Richard Leroy Adams (April 8, 1920 - September 14, 2016) was an American former first baseman in Major League Baseball, playing briefly for the Philadelphia Athletics during the season. Born in Tuolumne County, California, he batted right-handed and threw left-handed.

Coming from a baseball family, Adams was the older brother of second baseman Bobby Adams and uncle of outfielder Mike Adams.

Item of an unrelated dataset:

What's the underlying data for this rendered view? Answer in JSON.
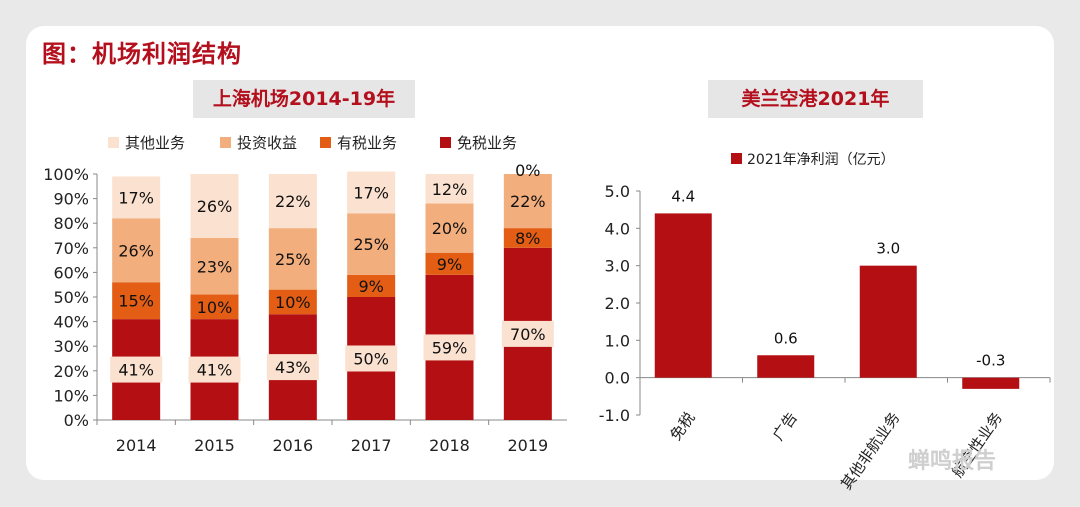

He started his professional career in 1939 with the Cincinnati Reds affiliate Ogden Reds of the Pioneer League, spending three seasons in the minor leagues seasons before enlisting in the US Army Air Force in 1941. Discharged from the service at the end of 1945, he played and managed the Santa Ana, California Army Air Base team, for which Joe DiMaggio played.

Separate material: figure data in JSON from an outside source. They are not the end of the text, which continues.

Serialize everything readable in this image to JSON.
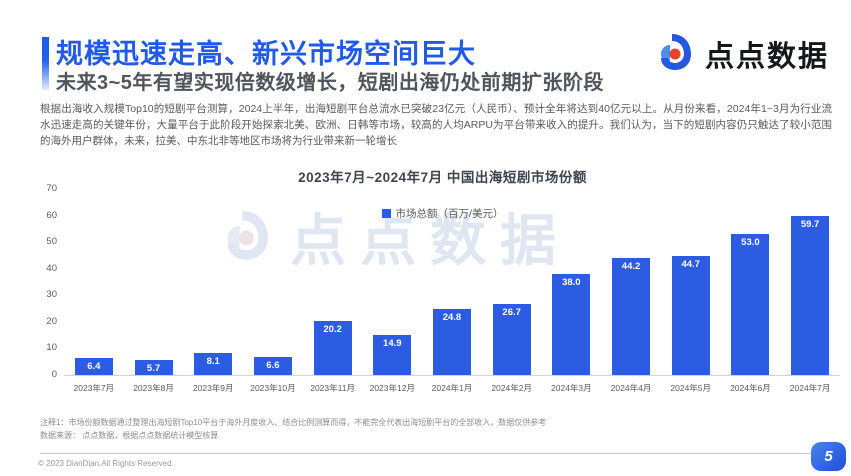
{
  "slide": {
    "title": "规模迅速走高、新兴市场空间巨大",
    "subtitle": "未来3~5年有望实现倍数级增长，短剧出海仍处前期扩张阶段",
    "body": "根据出海收入规模Top10的短剧平台测算，2024上半年，出海短剧平台总流水已突破23亿元（人民币）、预计全年将达到40亿元以上。从月份来看，2024年1~3月为行业流水迅速走高的关键年份，大量平台于此阶段开始探索北美、欧洲、日韩等市场，较高的人均ARPU为平台带来收入的提升。我们认为，当下的短剧内容仍只触达了较小范围的海外用户群体，未来，拉美、中东北非等地区市场将为行业带来新一轮增长",
    "notes": [
      "注释1：市场份额数据通过整理出海短剧Top10平台于海外月度收入、结合比例测算而得，不能完全代表出海短剧平台的全部收入，数据仅供参考",
      "数据来源：  点点数据，根据点点数据统计模型核算"
    ],
    "copyright": "© 2023 DianDian.All Rights Reserved.",
    "page_number": "5"
  },
  "logo": {
    "text": "点点数据"
  },
  "watermark": {
    "text": "点点数据"
  },
  "colors": {
    "title_blue": "#1F5AE8",
    "bar_blue": "#2B5CE2",
    "subtitle_gray": "#50555B",
    "logo_red": "#E8412C"
  },
  "chart_data": {
    "type": "bar",
    "title": "2023年7月~2024年7月 中国出海短剧市场份额",
    "legend": "市场总额（百万/美元）",
    "legend_position": "top-center-inside",
    "categories": [
      "2023年7月",
      "2023年8月",
      "2023年9月",
      "2023年10月",
      "2023年11月",
      "2023年12月",
      "2024年1月",
      "2024年2月",
      "2024年3月",
      "2024年4月",
      "2024年5月",
      "2024年6月",
      "2024年7月"
    ],
    "values": [
      6.4,
      5.7,
      8.1,
      6.6,
      20.2,
      14.9,
      24.8,
      26.7,
      38.0,
      44.2,
      44.7,
      53.0,
      59.7
    ],
    "xlabel": "",
    "ylabel": "",
    "ylim": [
      0,
      70
    ],
    "yticks": [
      0,
      10,
      20,
      30,
      40,
      50,
      60,
      70
    ],
    "grid": false,
    "bar_color": "#2B5CE2",
    "value_label_color": "#ffffff"
  }
}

==Philadelphia Athletics (1947)==
In 1946, Adams hit .330 with 155 RBI for the Wenatchee Chiefs of the Western International League, and was drafted by the Philadelphia Athletics. He remained with the Athletics for the 1947 season, appearing in 37 games. Adams posted a .202 average (18-for-89) with two home runs and 11 RBI, including nine runs, two doubles, and three triples. His first hit in the majors was a home run; Adams still has the ball from that game. Following his Major League career, Adams returned to the minors, initially with the 1948 Hollywood Stars and continued playing until 1953 finishing with the Class C Ventura Oilers of the California League.

==Later life==
Adams was a professional musician and led his own group during the off season of baseball. Adams died in September 2016 at the age of 96 in Fallbrook, California.